Whether it was welcoming a stepdad or moving to the Carolinas to be a television news reporter, Long Island native Jordan Schuman committed her heart and soul, her family said.
She was hired in March by the ABC affiliate in Myrtle Beach, South Carolina, but it didn’t take her long to immerse herself in the community and give back as a “local celebrity,” said her mother, Peri Schacknow, of South Huntington.
The former South Huntington resident was 22 when she died Wednesday in a car crash on her way to visit a friend in North Carolina. She lived in Florence, South Carolina.
“Jordan made her home wherever she was,” Schacknow said. “Whether she was hosting Mr. Florence High School pageant or doing a Skating With the Stars benefit to raise money for charity or be a guest reader at the local library, she became a part of the community to give and to reach out. That came from her soul.”
She had been with ABC’s WPDE less than a year, but her colleagues praised her as “one of the most positive people” they had ever known.
“Jordan had a spirit and light about her that is difficult to put into words,” her colleagues said in a tribute posted on the station’s website.
“She loved being a journalist. It wasn’t about being on TV for Jordan, it was about telling people’s stories. She considered it a privilege.”

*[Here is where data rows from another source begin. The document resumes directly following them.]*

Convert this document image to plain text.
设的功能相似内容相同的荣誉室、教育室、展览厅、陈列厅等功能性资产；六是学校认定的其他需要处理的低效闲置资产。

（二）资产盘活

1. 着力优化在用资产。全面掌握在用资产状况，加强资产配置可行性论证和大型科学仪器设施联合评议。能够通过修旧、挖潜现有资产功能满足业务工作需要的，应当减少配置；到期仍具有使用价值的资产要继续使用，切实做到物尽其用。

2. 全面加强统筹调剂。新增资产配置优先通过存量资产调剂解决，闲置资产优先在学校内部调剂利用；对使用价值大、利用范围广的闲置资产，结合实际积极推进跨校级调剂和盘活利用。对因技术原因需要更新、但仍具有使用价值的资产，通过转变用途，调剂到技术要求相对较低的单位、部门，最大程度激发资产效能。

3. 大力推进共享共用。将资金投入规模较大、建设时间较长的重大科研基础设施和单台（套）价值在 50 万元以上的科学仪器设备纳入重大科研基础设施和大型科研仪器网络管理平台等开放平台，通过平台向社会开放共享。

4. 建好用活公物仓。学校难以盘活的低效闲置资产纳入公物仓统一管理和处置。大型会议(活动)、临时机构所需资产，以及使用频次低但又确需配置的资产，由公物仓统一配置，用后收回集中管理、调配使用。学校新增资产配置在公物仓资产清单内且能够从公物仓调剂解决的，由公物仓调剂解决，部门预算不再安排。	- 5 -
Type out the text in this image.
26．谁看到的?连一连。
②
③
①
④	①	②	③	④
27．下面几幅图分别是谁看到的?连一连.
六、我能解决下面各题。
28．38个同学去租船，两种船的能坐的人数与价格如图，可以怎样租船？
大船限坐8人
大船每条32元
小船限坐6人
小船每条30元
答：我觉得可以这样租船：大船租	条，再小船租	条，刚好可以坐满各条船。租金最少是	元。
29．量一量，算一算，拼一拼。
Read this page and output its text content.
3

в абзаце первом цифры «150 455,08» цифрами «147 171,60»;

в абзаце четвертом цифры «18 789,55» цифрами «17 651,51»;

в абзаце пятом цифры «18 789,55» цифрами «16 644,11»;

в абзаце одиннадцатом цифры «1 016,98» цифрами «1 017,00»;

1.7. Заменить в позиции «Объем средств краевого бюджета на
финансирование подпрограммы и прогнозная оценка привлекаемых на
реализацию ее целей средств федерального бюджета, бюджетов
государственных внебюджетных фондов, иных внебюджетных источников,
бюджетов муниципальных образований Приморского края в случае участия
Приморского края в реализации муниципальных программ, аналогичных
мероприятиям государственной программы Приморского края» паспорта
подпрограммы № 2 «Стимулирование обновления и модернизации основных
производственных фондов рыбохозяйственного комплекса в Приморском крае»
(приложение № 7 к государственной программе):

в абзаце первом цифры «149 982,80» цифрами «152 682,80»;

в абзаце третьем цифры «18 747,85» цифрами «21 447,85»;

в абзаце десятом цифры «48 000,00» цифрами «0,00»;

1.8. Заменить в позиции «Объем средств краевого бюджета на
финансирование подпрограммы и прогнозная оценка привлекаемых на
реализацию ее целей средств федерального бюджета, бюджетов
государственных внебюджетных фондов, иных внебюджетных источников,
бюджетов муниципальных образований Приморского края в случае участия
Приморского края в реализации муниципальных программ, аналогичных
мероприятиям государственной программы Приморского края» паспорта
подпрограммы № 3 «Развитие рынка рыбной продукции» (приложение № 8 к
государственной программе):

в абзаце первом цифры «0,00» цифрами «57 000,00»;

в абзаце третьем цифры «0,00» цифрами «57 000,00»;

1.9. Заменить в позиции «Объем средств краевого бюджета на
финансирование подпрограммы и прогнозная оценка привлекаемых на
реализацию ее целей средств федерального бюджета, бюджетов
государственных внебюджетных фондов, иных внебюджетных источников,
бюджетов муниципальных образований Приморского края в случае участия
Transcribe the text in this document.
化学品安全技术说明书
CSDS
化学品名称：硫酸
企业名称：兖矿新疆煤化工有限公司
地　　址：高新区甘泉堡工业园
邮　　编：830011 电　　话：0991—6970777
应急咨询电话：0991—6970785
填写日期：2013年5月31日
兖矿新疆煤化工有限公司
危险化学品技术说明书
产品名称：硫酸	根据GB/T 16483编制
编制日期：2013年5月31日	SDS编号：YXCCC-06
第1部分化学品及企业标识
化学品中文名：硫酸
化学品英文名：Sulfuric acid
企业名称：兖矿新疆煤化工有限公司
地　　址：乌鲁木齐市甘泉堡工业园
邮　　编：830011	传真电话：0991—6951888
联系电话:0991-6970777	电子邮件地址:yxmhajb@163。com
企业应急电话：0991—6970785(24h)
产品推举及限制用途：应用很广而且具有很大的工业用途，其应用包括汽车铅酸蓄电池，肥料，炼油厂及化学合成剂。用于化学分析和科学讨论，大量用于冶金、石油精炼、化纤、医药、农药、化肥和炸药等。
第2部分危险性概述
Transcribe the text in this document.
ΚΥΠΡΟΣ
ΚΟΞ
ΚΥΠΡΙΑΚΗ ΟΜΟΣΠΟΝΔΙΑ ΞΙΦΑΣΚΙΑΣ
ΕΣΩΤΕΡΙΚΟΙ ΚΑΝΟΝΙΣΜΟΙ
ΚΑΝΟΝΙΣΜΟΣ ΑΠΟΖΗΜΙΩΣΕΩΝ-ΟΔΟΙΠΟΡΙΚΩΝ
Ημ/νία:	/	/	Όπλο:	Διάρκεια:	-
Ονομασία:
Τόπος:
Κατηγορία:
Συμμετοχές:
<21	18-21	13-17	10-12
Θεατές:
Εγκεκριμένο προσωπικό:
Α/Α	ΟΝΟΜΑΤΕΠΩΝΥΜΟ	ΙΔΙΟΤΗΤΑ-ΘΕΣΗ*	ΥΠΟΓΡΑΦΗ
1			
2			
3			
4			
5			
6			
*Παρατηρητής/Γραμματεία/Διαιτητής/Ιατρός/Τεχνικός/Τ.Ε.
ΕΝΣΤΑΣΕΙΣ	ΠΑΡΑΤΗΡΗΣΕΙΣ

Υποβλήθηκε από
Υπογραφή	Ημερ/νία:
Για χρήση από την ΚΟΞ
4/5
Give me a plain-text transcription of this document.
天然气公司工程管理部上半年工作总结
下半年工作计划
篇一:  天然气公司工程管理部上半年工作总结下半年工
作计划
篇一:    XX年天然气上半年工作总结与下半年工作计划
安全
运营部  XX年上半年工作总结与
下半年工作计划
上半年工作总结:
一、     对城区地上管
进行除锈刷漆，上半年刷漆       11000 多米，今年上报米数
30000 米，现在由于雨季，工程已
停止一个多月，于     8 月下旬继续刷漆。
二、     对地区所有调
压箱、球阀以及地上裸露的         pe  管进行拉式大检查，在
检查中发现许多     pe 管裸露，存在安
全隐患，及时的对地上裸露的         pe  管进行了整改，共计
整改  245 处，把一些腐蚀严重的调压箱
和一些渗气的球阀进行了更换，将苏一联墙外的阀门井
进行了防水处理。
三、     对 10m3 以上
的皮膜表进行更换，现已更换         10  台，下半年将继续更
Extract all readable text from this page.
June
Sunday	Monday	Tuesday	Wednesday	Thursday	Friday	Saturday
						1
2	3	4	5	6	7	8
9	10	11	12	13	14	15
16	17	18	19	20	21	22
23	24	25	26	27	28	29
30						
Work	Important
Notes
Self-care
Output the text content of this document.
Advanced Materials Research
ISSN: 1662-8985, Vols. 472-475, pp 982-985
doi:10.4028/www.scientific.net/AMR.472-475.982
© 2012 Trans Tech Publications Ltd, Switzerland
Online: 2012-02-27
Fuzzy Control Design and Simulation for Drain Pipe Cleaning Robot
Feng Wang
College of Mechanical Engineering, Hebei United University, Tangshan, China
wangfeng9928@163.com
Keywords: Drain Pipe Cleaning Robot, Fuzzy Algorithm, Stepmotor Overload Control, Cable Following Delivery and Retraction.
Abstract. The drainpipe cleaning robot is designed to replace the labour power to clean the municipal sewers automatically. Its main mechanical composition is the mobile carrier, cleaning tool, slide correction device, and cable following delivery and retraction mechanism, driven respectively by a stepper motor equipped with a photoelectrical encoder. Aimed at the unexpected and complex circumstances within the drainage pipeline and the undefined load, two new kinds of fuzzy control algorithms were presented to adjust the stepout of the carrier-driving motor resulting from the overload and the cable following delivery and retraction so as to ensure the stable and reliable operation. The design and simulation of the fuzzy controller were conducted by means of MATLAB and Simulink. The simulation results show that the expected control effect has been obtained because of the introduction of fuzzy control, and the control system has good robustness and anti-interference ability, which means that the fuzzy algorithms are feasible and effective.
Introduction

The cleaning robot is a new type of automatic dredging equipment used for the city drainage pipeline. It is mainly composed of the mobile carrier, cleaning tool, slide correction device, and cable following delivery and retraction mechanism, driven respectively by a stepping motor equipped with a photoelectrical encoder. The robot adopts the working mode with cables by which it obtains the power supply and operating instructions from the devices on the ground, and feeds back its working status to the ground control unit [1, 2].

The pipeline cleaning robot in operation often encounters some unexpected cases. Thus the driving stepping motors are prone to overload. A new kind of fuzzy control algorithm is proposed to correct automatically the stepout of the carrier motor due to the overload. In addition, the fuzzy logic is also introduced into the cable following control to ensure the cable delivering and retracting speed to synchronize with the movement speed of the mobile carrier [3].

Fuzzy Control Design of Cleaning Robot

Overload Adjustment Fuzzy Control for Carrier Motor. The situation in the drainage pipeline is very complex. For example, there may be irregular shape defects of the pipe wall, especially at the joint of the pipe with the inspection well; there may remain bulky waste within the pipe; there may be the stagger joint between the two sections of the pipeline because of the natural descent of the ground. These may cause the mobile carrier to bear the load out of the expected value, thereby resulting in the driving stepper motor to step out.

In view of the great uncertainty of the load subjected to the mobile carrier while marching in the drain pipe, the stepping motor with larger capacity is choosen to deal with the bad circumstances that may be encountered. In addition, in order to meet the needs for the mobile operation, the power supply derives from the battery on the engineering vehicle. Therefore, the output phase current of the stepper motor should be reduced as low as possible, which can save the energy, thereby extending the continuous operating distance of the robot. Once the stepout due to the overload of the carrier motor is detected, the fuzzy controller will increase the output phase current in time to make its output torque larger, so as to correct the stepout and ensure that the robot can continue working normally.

Her last blog post in September looked back on her first day at WPDE.
“I chose journalism for the satisfaction from the public service of storytelling, but also, selfishly, the curiosity engine it fuels,” the reporter wrote.
“You’re here to learn something every single day, go to sleep in some way a better reporter than you were when you woke up, and soak in every experience you’re met with.”
Her mother said veterans’ issues especially resonated with her daughter, shortly after she was assigned a Memorial Day story on flags being placed at veterans’ graves. Schuman took that on as a specialty, telling the story of a Marine trying to find the rest of his Vietnam War platoon to hold a 50th anniversary reunion and shedding light on the health care plight of veterans.
“She honored people who served,” the mother said, “and people who served our country and put their lives on the line for our country are among those who served the hardest, the most, the best. She felt it was important to be recognized for their service, which was ironic because she never wanted to be recognized or singled out for what she was doing.”
Besides her mother, Schuman is survived by her father, Brian Schuman of Melville, stepfather, Peter Schacknow of South Huntington, stepmother, Patrice Golde of Melville, brother, Justin Schuman of Manhattan, and two grandmothers.
The family will hold a memorial service and funeral at noon Sunday at I.J. Morris funeral home in Dix Hills, followed by burial at Mount Golda Cemetery in Huntington Station.